Until Ohtani began declining meetings with teams on Sunday, virtually every major league club was envisioning some plan for employing the world's No. 1 pitching prospect as a hitter.

One option bandied about is for his new club to adopt a six-man rotation, while another is for Ohtani to pitch once a week as he did in Japan, batting in between starts as an outfielder in the National League or a designated hitter in the American League.

According to Hillman, the latter option as an ace spot starter and DH is the most plausible.

"I think it's better with an American League team for the obvious reason (of the DH)," Hillman said. "I'll be a little bit surprised if at the end of the day it's a National League team, but at the end of the day, this young man gets to choose."

"You certainly could (pitch him once a week), if you felt comfortable with your five-man rotation. If you felt like you had a legitimate No. 1, 2 and 3 (starting pitcher), then you could skip No. 4 and 5 as needed and match Shohei up as another No. 1."

Hillman said that strategy could pay big dividends not only for the regular starting rotation and Ohtani but also for the bullpen, opening up the possibility for an AL club to add a position player.

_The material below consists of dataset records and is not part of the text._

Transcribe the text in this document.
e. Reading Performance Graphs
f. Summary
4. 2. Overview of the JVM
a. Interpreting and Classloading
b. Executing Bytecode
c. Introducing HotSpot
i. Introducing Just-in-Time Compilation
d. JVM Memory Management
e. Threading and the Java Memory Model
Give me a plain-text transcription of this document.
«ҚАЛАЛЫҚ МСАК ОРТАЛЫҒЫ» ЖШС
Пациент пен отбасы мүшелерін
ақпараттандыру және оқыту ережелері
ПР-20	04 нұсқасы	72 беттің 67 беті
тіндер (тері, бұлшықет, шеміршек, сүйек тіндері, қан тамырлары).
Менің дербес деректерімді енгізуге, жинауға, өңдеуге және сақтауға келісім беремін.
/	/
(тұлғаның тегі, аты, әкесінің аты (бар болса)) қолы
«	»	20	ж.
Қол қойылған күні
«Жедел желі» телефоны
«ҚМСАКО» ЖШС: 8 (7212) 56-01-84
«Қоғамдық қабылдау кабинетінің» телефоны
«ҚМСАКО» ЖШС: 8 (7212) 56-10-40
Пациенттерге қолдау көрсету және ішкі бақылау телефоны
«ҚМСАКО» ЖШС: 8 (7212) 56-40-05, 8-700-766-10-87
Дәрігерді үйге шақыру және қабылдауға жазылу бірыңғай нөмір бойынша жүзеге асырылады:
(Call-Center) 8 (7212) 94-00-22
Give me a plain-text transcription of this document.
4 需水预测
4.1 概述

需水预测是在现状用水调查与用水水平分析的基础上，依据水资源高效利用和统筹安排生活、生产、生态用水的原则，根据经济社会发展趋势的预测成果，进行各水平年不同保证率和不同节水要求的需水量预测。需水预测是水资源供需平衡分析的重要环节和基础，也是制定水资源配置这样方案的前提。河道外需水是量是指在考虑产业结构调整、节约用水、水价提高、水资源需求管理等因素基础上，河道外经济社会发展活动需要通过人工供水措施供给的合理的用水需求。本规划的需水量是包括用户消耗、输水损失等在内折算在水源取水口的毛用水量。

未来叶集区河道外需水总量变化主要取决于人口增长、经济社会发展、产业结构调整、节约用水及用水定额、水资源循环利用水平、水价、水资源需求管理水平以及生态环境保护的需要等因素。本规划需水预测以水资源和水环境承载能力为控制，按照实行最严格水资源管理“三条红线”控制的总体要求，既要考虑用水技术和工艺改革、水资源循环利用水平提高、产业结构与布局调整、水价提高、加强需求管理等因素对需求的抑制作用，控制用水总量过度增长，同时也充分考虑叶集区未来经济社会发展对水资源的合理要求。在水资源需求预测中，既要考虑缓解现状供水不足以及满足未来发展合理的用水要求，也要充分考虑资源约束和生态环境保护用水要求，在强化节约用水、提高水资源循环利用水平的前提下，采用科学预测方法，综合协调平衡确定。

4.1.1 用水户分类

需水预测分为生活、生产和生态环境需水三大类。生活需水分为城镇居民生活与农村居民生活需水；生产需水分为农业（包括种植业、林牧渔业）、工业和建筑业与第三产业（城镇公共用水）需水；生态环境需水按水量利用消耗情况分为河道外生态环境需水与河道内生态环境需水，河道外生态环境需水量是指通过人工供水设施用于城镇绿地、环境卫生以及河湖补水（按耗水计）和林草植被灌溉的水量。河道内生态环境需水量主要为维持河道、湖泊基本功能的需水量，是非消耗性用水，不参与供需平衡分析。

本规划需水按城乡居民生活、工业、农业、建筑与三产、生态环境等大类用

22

But most intriguing of all will be how Ohtani and his club manage and monitor his fitness to enable him to grow in both ways.

"I think it's going to have to be the right prescription, the right equation," Hillman said. "You don't want to go too long between plate appearances. Then you turn the guy into virtually the most difficult thing to do, (being) a pinch-hitter once every five or six days."

But for Ohtani, who held talks with the Texas Rangers, the Seattle Mariners and the Chicago Cubs in Los Angeles on Tuesday, finding the perfect balance might prove an uphill battle for anyone, Hillman suggested.

Communicating with the two-way star, assessing how he feels after pitching or swinging the bat on any given day will be a key to the formula.

Aside from adjusting to all aspects of the MLB game, including travel and game schedules, outdoor stadiums will also be a challenge for someone who has played most of his pro games in domed stadiums. But keeping his ego in check, Hillman said, should not be a problem.

"The great thing he has going for him is that he's a superior elite athlete. He seems to just have great ego management and humility, and I think that's going to add to a consistent and solid work ethic that he needs to make the adjustments to continue to have a chance to be dominant."

"It's going to be very exciting for MLB. Whichever team gets him is going to reap some huge rewards."